Dois advogados cobram de Renata Kelly Rocha Vieira o pagamento de R$ 80 mil por serviços jurídicos prestados após o episódio envolvendo a pastora e um entregador de móveis e durante o impasse sobre sua candidatura pelo PL.
O Fuxico Gospel teve acesso à petição inicial da ação de cobrança, assinada em 27/07/2026 por Aline Guerra Barbosa e Rodrigo Manhães de Oliveira.
Segundo a petição, os advogados trabalharam por aproximadamente uma semana em procedimentos policiais, orientação para entrevistas, elaboração de notificação extrajudicial e gerenciamento jurídico da crise provocada pela repercussão do caso com o entregador.
Os profissionais afirmam que acompanharam Renata duas vezes perante autoridades policiais, organizaram uma coletiva de imprensa e permaneceram disponíveis durante madrugadas e no fim de semana.
A petição também menciona despesas relacionadas ao estúdio utilizado para a coletiva. Segundo os autores, esse custo não teria sido pago.

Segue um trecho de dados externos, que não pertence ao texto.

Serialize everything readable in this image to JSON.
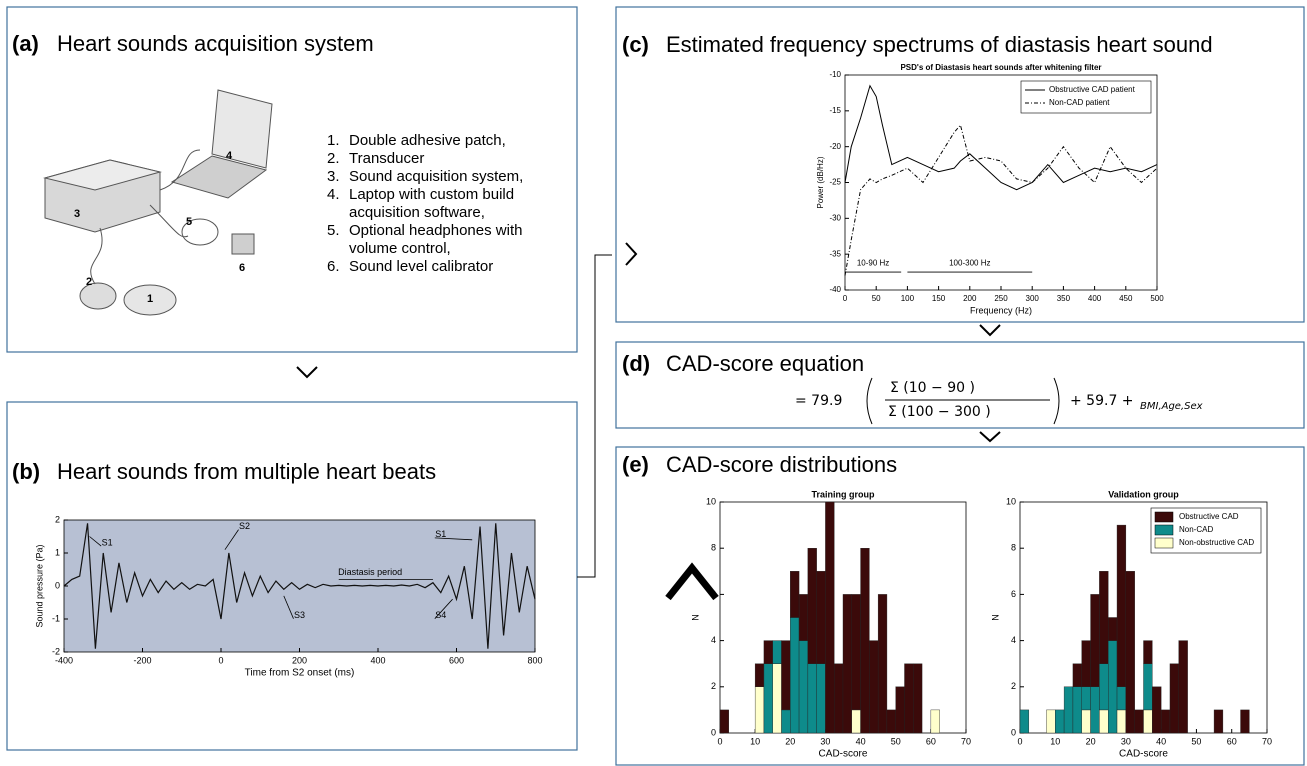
{
  "panels": {
    "a": {
      "label": "(a)",
      "title": "Heart sounds acquisition system",
      "items": [
        {
          "number": "1.",
          "text": "Double adhesive patch,"
        },
        {
          "number": "2.",
          "text": "Transducer"
        },
        {
          "number": "3.",
          "text": "Sound acquisition system,"
        },
        {
          "number": "4.",
          "text": "Laptop with custom build acquisition software,"
        },
        {
          "number": "5.",
          "text": "Optional headphones with volume control,"
        },
        {
          "number": "6.",
          "text": "Sound level calibrator"
        }
      ],
      "callouts": [
        "1",
        "2",
        "3",
        "4",
        "5",
        "6"
      ]
    },
    "b": {
      "label": "(b)",
      "title": "Heart sounds from multiple heart beats"
    },
    "c": {
      "label": "(c)",
      "title": "Estimated frequency spectrums of diastasis heart sound"
    },
    "d": {
      "label": "(d)",
      "title": "CAD-score equation",
      "equation": {
        "lhs": "= 79.9",
        "numerator": "Σ       (10 − 90     )",
        "denominator": "Σ      (100 − 300      )",
        "rhs": "+  59.7 +",
        "subscript": "BMI,Age,Sex"
      }
    },
    "e": {
      "label": "(e)",
      "title": "CAD-score distributions"
    }
  },
  "chart_data": [
    {
      "type": "line",
      "xlabel": "Time from S2 onset (ms)",
      "ylabel": "Sound pressure (Pa)",
      "background": "#b7c0d3",
      "x": [
        -400,
        -380,
        -360,
        -340,
        -320,
        -300,
        -280,
        -260,
        -240,
        -220,
        -200,
        -180,
        -160,
        -140,
        -120,
        -100,
        -80,
        -60,
        -40,
        -20,
        0,
        20,
        40,
        60,
        80,
        100,
        120,
        140,
        160,
        180,
        200,
        220,
        240,
        260,
        280,
        300,
        320,
        340,
        360,
        380,
        400,
        420,
        440,
        460,
        480,
        500,
        520,
        540,
        560,
        580,
        600,
        620,
        640,
        660,
        680,
        700,
        720,
        740,
        760,
        780,
        800
      ],
      "series": [
        {
          "color": "#111111",
          "values": [
            0,
            0.2,
            0.3,
            1.9,
            -1.9,
            1.0,
            -0.8,
            0.7,
            -0.5,
            0.4,
            -0.3,
            0.2,
            -0.2,
            0.15,
            -0.1,
            0.1,
            -0.1,
            0.05,
            0,
            0.2,
            -1.0,
            1.0,
            -0.5,
            0.4,
            -0.3,
            0.3,
            -0.2,
            0.15,
            -0.1,
            0.1,
            -0.1,
            0.05,
            -0.05,
            0.05,
            0,
            0.02,
            0,
            0.02,
            0,
            0.02,
            0,
            0.02,
            0,
            0.03,
            0,
            0.05,
            -0.05,
            0.1,
            -0.2,
            0.3,
            -0.4,
            0.6,
            -1.0,
            1.8,
            -1.9,
            1.9,
            -1.5,
            1.0,
            -0.8,
            0.6,
            -0.4
          ]
        }
      ],
      "xlim": [
        -400,
        800
      ],
      "xticks": [
        -400,
        -200,
        0,
        200,
        400,
        600,
        800
      ],
      "ylim": [
        -2,
        2
      ],
      "yticks": [
        -2,
        -1,
        0,
        1,
        2
      ],
      "annotations": [
        "S1",
        "S2",
        "S3",
        "Diastasis period",
        "S4",
        "S1"
      ]
    },
    {
      "type": "line",
      "title": "PSD's of Diastasis heart sounds after whitening filter",
      "xlabel": "Frequency (Hz)",
      "ylabel": "Power (dB/Hz)",
      "legend": "upper right",
      "x": [
        0,
        10,
        25,
        40,
        50,
        60,
        75,
        100,
        125,
        150,
        175,
        185,
        200,
        225,
        250,
        275,
        300,
        325,
        350,
        375,
        400,
        425,
        450,
        475,
        500
      ],
      "series": [
        {
          "name": "Obstructive CAD patient",
          "color": "#000000",
          "style": "solid",
          "values": [
            -25,
            -20,
            -16,
            -11.5,
            -13,
            -17,
            -22.5,
            -21.5,
            -22.5,
            -23.5,
            -23,
            -22,
            -21,
            -23,
            -25,
            -26,
            -25,
            -22.5,
            -25,
            -24,
            -23,
            -23.5,
            -23,
            -23.5,
            -22.5
          ]
        },
        {
          "name": "Non-CAD patient",
          "color": "#000000",
          "style": "dashdot",
          "values": [
            -38,
            -33,
            -26,
            -24.5,
            -25,
            -24.5,
            -24,
            -23,
            -25,
            -21.5,
            -18,
            -17,
            -22,
            -21.5,
            -22,
            -24.5,
            -25,
            -23,
            -20,
            -23,
            -25,
            -20,
            -23,
            -25,
            -23
          ]
        }
      ],
      "xlim": [
        0,
        500
      ],
      "xticks": [
        0,
        50,
        100,
        150,
        200,
        250,
        300,
        350,
        400,
        450,
        500
      ],
      "ylim": [
        -40,
        -10
      ],
      "yticks": [
        -40,
        -35,
        -30,
        -25,
        -20,
        -15,
        -10
      ],
      "annotations": [
        "10-90 Hz",
        "100-300 Hz"
      ]
    },
    {
      "type": "histogram",
      "title": "Training group",
      "xlabel": "CAD-score",
      "ylabel": "N",
      "bins": [
        0,
        2.5,
        5,
        7.5,
        10,
        12.5,
        15,
        17.5,
        20,
        22.5,
        25,
        27.5,
        30,
        32.5,
        35,
        37.5,
        40,
        42.5,
        45,
        47.5,
        50,
        52.5,
        55,
        57.5,
        60,
        62.5,
        65,
        67.5,
        70
      ],
      "series": [
        {
          "color": "#3b0a0a",
          "values": [
            1,
            0,
            0,
            0,
            1,
            1,
            0,
            3,
            2,
            2,
            5,
            4,
            10,
            3,
            6,
            5,
            8,
            4,
            6,
            1,
            2,
            3,
            3,
            0,
            0,
            0,
            0,
            0
          ]
        },
        {
          "color": "#0e8b8b",
          "values": [
            0,
            0,
            0,
            0,
            0,
            3,
            1,
            1,
            5,
            4,
            3,
            3,
            0,
            0,
            0,
            0,
            0,
            0,
            0,
            0,
            0,
            0,
            0,
            0,
            0,
            0,
            0,
            0
          ]
        },
        {
          "color": "#ffffcc",
          "values": [
            0,
            0,
            0,
            0,
            2,
            0,
            3,
            0,
            0,
            0,
            0,
            0,
            0,
            0,
            0,
            1,
            0,
            0,
            0,
            0,
            0,
            0,
            0,
            0,
            1,
            0,
            0,
            0
          ]
        }
      ],
      "xlim": [
        0,
        70
      ],
      "xticks": [
        0,
        10,
        20,
        30,
        40,
        50,
        60,
        70
      ],
      "ylim": [
        0,
        10
      ],
      "yticks": [
        0,
        2,
        4,
        6,
        8,
        10
      ]
    },
    {
      "type": "histogram",
      "title": "Validation group",
      "xlabel": "CAD-score",
      "ylabel": "N",
      "legend": "upper right",
      "bins": [
        0,
        2.5,
        5,
        7.5,
        10,
        12.5,
        15,
        17.5,
        20,
        22.5,
        25,
        27.5,
        30,
        32.5,
        35,
        37.5,
        40,
        42.5,
        45,
        47.5,
        50,
        52.5,
        55,
        57.5,
        60,
        62.5,
        65,
        67.5,
        70
      ],
      "series": [
        {
          "name": "Obstructive CAD",
          "color": "#3b0a0a",
          "values": [
            0,
            0,
            0,
            0,
            0,
            0,
            1,
            2,
            4,
            4,
            1,
            7,
            7,
            1,
            1,
            2,
            1,
            3,
            4,
            0,
            0,
            0,
            1,
            0,
            0,
            1,
            0,
            0
          ]
        },
        {
          "name": "Non-CAD",
          "color": "#0e8b8b",
          "values": [
            1,
            0,
            0,
            0,
            1,
            2,
            2,
            1,
            2,
            2,
            4,
            1,
            0,
            0,
            2,
            0,
            0,
            0,
            0,
            0,
            0,
            0,
            0,
            0,
            0,
            0,
            0,
            0
          ]
        },
        {
          "name": "Non-obstructive CAD",
          "color": "#ffffcc",
          "values": [
            0,
            0,
            0,
            1,
            0,
            0,
            0,
            1,
            0,
            1,
            0,
            1,
            0,
            0,
            1,
            0,
            0,
            0,
            0,
            0,
            0,
            0,
            0,
            0,
            0,
            0,
            0,
            0
          ]
        }
      ],
      "xlim": [
        0,
        70
      ],
      "xticks": [
        0,
        10,
        20,
        30,
        40,
        50,
        60,
        70
      ],
      "ylim": [
        0,
        10
      ],
      "yticks": [
        0,
        2,
        4,
        6,
        8,
        10
      ]
    }
  ]
}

Cobrança também envolve disputa com o PL
Parte dos serviços teria sido realizada depois que o PL anunciou que Renata não participaria da convenção estadual da legenda em Minas Gerais.
Os advogados afirmam que apresentaram um mandado de segurança no Tribunal Regional Eleitoral de Minas Gerais e, após o indeferimento inicial da liminar, protocolaram um agravo interno.
De acordo com os autores, a atuação contribuiu para uma nova decisão que permitiu a participação de Renata na convenção partidária. A petição também relata acompanhamento presencial na Assembleia Legislativa de Minas Gerais.
Contrato não foi assinado
O documento reconhece que Renata não assinou o contrato de honorários. Aline e Rodrigo defendem, porém, que houve contratação verbal ou tácita, demonstrada pelas procurações concedidas, pelo envio de documentos e pela utilização dos serviços.
Os autores afirmam que apresentaram uma cobrança de R$ 80 mil. Renata teria oferecido R$ 50 mil à vista, proposta que, segundo a própria petição, foi aceita pelos profissionais. Eles alegam que o pagamento seria realizado por Pix, mas não teria sido efetuado.
Embora relate a aceitação da contraproposta de R$ 50 mil, o pedido final da ação busca a condenação de Renata ao pagamento de R$ 80 mil, acrescidos de juros, correção monetária e despesas processuais.
Até o conteúdo analisado, não existe condenação ou decisão reconhecendo a dívida. Renata Vieira poderá contestar a contratação, os serviços descritos e o valor cobrado. O espaço permanece aberto para manifestação da pastora e de sua defesa.